KBPK
- Buena Park, California; United States;
- Broadcast area: North Orange County, California
- Frequency: 90.1 MHz

Ownership
- Owner: Buena Park School District
- Operator: Fullerton College

History
- First air date: July 6, 1970
- Last air date: August 9, 2023
- Call sign meaning: Buena Park

Technical information
- Facility ID: 7742
- Class: D
- ERP: 19 watts
- HAAT: 3 meters (9.8 ft)
- Transmitter coordinates: 33°51′35″N 118°0′53″W﻿ / ﻿33.85972°N 118.01472°W

= KBPK =

Radio station in Buena Park, California

KBPK (90.1 FM) was a non-commercial radio station licensed to Buena Park, California, United States, that operated from 1970 to 2023. The station was owned by the Buena Park School District and operated by the Fullerton College Media Studies Department, the campus on which the KBPK studios were located. The station primarily broadcast an adult contemporary music format as well as various public service programs and special announcements.

==History==
KBPK first signed on on July 6, 1970, by the Buena Park School District.

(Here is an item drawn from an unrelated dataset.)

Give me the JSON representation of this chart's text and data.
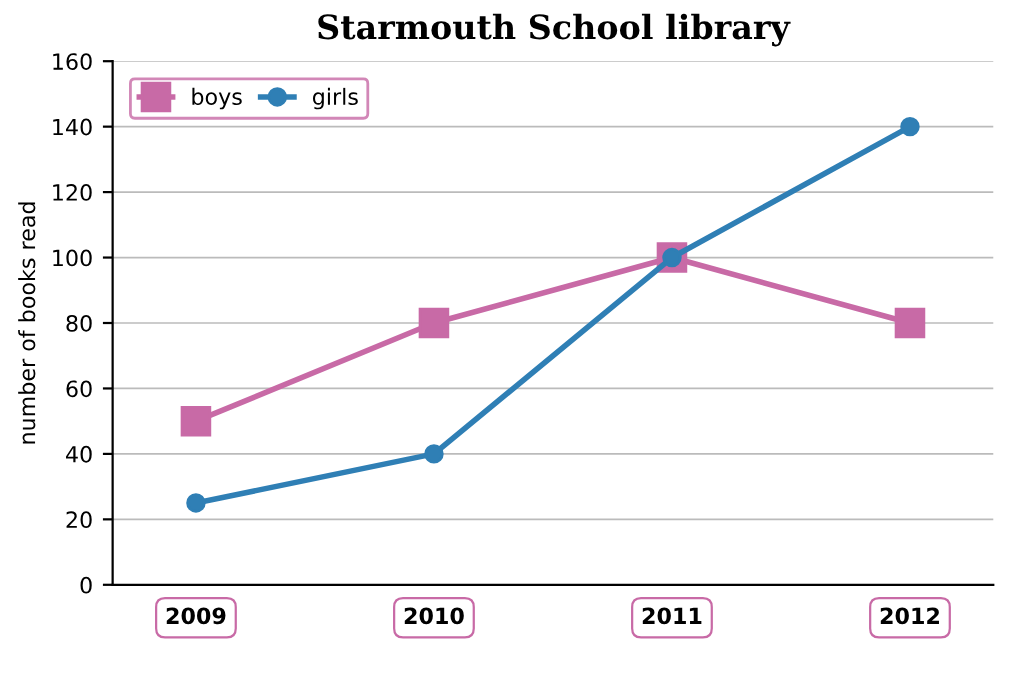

In May 1995, KBPK aired Cal State Fullerton Titans baseball games while the team competed in the NCAA postseason tournament.

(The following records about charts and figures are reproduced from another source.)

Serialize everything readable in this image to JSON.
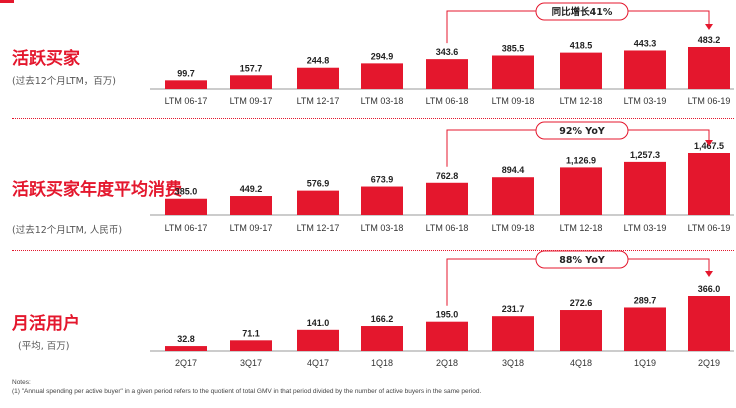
{
  "accent_color": "#e4172d",
  "panels": [
    {
      "title": "活跃买家",
      "subtitle": "(过去12个月LTM，百万)",
      "growth_label": "同比增长41%",
      "chart_data": {
        "type": "bar",
        "categories": [
          "LTM 06-17",
          "LTM 09-17",
          "LTM 12-17",
          "LTM 03-18",
          "LTM 06-18",
          "LTM 09-18",
          "LTM 12-18",
          "LTM 03-19",
          "LTM 06-19"
        ],
        "values": [
          99.7,
          157.7,
          244.8,
          294.9,
          343.6,
          385.5,
          418.5,
          443.3,
          483.2
        ],
        "value_labels": [
          "99.7",
          "157.7",
          "244.8",
          "294.9",
          "343.6",
          "385.5",
          "418.5",
          "443.3",
          "483.2"
        ],
        "title": "活跃买家"
      }
    },
    {
      "title": "活跃买家年度平均消费",
      "subtitle": "(过去12个月LTM, 人民币)",
      "growth_label": "92% YoY",
      "chart_data": {
        "type": "bar",
        "categories": [
          "LTM 06-17",
          "LTM 09-17",
          "LTM 12-17",
          "LTM 03-18",
          "LTM 06-18",
          "LTM 09-18",
          "LTM 12-18",
          "LTM 03-19",
          "LTM 06-19"
        ],
        "values": [
          385.0,
          449.2,
          576.9,
          673.9,
          762.8,
          894.4,
          1126.9,
          1257.3,
          1467.5
        ],
        "value_labels": [
          "385.0",
          "449.2",
          "576.9",
          "673.9",
          "762.8",
          "894.4",
          "1,126.9",
          "1,257.3",
          "1,467.5"
        ],
        "title": "活跃买家年度平均消费"
      }
    },
    {
      "title": "月活用户",
      "subtitle": "(平均, 百万)",
      "growth_label": "88% YoY",
      "chart_data": {
        "type": "bar",
        "categories": [
          "2Q17",
          "3Q17",
          "4Q17",
          "1Q18",
          "2Q18",
          "3Q18",
          "4Q18",
          "1Q19",
          "2Q19"
        ],
        "values": [
          32.8,
          71.1,
          141.0,
          166.2,
          195.0,
          231.7,
          272.6,
          289.7,
          366.0
        ],
        "value_labels": [
          "32.8",
          "71.1",
          "141.0",
          "166.2",
          "195.0",
          "231.7",
          "272.6",
          "289.7",
          "366.0"
        ],
        "title": "月活用户"
      }
    }
  ],
  "notes": {
    "heading": "Notes:",
    "items": [
      "(1)      \"Annual spending per active buyer\" in a given period refers to the quotient of total GMV in that period divided by the number of active buyers in the same period."
    ]
  }
}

KBPK broadcast games of the Fullerton Flyers, an independent professional baseball club, during the 2006 Golden Baseball League season.

On August 7, 2023, the Buena Park School District informed the Federal Communications Commission (FCC) that KBPK would shut down on August 9, and surrendered the station's license for cancellation. The FCC cancelled the station's license on August 10, 2023.